Micro-Foundation Using Percolation Theory of the Finite-Time Singular Behavior of the Crash Hazard Rate in a Class of Rational Expectation Bubbles

Abstract

We present a plausible micro-founded model for the previously postulated power law finite time singular form of the crash hazard rate in the Johansen-Ledoit-Sornette model of rational expectation bubbles. The model is based on a percolation picture of the network of traders and the concept that clusters of connected traders share the same opinion. The key ingredient is the notion that a shift of position from buyer to seller of a sufficiently large group of traders can trigger a crash. This provides a formula to estimate the crash hazard rate by summation over percolation clusters above a minimum size of a power $s^a$ (with $a>1$) of the cluster sizes $s$, similarly to a generalized percolation susceptibility.

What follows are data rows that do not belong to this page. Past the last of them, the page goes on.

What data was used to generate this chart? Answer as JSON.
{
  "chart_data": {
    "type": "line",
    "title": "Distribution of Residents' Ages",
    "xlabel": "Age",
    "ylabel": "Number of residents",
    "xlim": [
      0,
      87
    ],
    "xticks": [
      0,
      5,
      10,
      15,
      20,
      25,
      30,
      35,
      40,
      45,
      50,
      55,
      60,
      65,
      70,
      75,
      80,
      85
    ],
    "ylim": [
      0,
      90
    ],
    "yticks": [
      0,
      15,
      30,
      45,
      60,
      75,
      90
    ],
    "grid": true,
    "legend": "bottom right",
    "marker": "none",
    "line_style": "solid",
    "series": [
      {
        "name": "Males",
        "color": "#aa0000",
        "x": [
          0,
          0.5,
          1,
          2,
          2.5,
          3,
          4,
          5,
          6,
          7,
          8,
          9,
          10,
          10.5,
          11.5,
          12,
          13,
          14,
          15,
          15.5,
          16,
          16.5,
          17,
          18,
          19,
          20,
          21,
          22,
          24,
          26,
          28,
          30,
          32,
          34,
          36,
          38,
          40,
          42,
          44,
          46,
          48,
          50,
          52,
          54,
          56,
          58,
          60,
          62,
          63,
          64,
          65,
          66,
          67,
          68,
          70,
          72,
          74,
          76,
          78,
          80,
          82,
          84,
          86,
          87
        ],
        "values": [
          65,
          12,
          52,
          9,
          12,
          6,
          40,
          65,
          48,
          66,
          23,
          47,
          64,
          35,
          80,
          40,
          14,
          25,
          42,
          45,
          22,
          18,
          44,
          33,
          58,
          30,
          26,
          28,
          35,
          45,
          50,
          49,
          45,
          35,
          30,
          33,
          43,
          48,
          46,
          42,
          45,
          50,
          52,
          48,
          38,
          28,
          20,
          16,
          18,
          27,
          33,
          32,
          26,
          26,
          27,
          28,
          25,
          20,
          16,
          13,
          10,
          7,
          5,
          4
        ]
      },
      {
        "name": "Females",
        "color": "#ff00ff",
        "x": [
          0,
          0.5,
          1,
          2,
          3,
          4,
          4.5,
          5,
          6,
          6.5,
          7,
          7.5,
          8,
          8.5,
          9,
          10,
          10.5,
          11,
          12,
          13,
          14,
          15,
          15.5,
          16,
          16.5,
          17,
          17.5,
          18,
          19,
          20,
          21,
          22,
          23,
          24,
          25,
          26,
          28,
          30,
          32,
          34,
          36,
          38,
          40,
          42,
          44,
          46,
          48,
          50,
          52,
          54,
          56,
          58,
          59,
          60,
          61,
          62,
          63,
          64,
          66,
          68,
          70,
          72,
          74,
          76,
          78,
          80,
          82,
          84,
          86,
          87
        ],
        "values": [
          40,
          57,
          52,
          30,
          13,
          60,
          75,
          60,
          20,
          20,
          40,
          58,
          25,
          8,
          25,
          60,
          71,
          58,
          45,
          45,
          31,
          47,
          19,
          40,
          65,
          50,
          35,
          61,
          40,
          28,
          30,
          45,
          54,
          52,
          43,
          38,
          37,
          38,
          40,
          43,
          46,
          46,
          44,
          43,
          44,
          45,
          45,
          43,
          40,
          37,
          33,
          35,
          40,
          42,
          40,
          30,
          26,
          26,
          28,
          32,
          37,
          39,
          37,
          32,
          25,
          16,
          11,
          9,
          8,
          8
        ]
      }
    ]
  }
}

The power $s^a$ of cluster sizes emerges from the super-linear dependence of group activity as a function of group size, previously documented in the literature. The crash hazard rate exhibits explosive finite-time singular behaviors when the control parameter (fraction of occupied sites, or density of traders in the network) approaches the percolation threshold $p_c$. Realistic dynamics are generated by modelling the density of traders on the percolation network by an Ornstein-Uhlenbeck process, whose memory controls the spontaneous excursion of the control parameter close to the critical region of bubble formation. Our numerical simulations recover the main stylized properties of the JLS model with intermittent explosive super-exponential bubbles interrupted by crashes.